Insurance giant Aetna has indicated it supports allowing people to retain the insurance they have, but says it will need expedited approval from state regulators to do this by the deadline of January 1, 2014.

Karen Ignagni, CEO of America’s Health Insurance Plans, stated, “Changing the rules after health care plans have already met the requirements of the law could destabilize the market and result in higher premiums for consumers.” Insurers are concerned that if mostly healthier policy holders choose to keep their coverage, the Obamacare insurance exchanges will be left with a pool of less healthy people who are more expensive to insure, cutting into their profits.

As with the entire trajectory of the health care overhaul, the latest tweak of Obamacare is to be implemented entirely in accordance with the interests of private insurers and the health care industry. Some insurance companies have seized on implementation of the health care legislation to exit the individual insurance market altogether, making it more difficult to reinstate policies in such a short period of time.

Jim Donelon, president of the National Association of Insurance Commissioners, said in a statement following Obama’s announcement: “It is unclear how, as a practical matter, the changes proposed today by the president can be put into effect.” Donelon, the insurance commissioner of Louisiana, noted that the administrative change perpetuates the “different rules for different policies” state of affairs that Obamacare was supposed to address, and threatens the viability of the health care overhaul.

Washington state’s insurance commissioner immediately announced that he would not allow insurance companies to extend the policies. “In the interest of keeping the consumer protections we have enacted and ensuring that we keep health insurance costs down for all consumers, we are staying the course,” the commissioner, Mike Kreidler, said in a statement.

The state insurance administration in Maryland said it would convene a meeting of insurance carriers and solicit input to assess the options “from a practical and operational perspective.” Kentucky authorities said they would allow insurers to extend policies, but would leave it up to the discretion of the insurance companies to decide if they want to do so. Matt Schwartz, an insurance broker in Louisville, Kentucky, told USA Today, “An announcement does not mean that any change is realistic or likely, due to timing.”

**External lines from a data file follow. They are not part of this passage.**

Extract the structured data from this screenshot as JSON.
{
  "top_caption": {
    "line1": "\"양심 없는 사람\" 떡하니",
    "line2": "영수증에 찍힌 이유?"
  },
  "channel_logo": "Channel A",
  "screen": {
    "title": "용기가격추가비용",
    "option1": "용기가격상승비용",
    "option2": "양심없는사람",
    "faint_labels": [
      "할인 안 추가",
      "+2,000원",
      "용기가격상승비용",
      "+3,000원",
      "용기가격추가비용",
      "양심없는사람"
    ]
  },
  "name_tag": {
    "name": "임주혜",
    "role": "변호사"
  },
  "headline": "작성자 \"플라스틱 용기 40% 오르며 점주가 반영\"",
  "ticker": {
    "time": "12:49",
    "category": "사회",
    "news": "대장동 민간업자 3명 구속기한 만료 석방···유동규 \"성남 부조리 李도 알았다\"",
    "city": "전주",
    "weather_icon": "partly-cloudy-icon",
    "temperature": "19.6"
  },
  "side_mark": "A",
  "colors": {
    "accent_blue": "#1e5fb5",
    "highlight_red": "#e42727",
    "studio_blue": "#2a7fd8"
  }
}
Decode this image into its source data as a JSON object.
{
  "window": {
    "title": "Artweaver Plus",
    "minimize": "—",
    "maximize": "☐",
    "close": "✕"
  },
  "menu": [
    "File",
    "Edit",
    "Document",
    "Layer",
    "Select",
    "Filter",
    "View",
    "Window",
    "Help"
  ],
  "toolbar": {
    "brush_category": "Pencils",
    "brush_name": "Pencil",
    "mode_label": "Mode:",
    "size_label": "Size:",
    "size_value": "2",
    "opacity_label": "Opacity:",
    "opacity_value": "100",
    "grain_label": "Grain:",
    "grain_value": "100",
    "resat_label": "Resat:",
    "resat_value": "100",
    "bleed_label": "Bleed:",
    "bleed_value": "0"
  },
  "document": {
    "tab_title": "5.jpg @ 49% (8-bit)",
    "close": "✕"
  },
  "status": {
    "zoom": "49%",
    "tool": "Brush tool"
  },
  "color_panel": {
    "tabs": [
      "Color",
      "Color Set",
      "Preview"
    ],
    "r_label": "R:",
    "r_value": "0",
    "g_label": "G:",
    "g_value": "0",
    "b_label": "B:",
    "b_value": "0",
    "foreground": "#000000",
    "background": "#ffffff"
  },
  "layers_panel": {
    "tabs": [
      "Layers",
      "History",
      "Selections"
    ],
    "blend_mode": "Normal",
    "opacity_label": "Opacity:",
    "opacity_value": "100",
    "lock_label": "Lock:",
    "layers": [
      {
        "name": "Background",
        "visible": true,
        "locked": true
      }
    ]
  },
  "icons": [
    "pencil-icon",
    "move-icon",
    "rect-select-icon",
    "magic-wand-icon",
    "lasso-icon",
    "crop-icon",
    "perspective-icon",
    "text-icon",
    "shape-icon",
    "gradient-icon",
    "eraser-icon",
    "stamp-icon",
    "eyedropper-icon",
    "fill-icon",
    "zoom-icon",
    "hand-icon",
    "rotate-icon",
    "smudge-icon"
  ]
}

President Obama met Friday with a group of health insurance executives to discuss implementation of the administrative change. The meeting, which included the CEOs of Cigna, Aetna, Humana, and Blue Cross Blue Shield, took place shortly after passage of the “Keep Your Health Plan Act” in the House.

Surrounded by his aides and assembled corporate guests, Obama told reporters, “We want to make sure Americans have good solid coverage.” He added: “There’s going to be a collaborative process. We want to make sure that we get this done so that in the years to come, every American is going to have the kind of affordable health care that they all deserve.”

In reality, it is the insurance executives that are calling the shots. Every decision made in relation to the health care overhaul has been based on boosting the insurers’ profits while setting up a more heavily class-based system of health care delivery, in which medical care is rationed for the vast majority of the population. Obama’s “fix” on the individual market cancellations will have zero impact on this trend.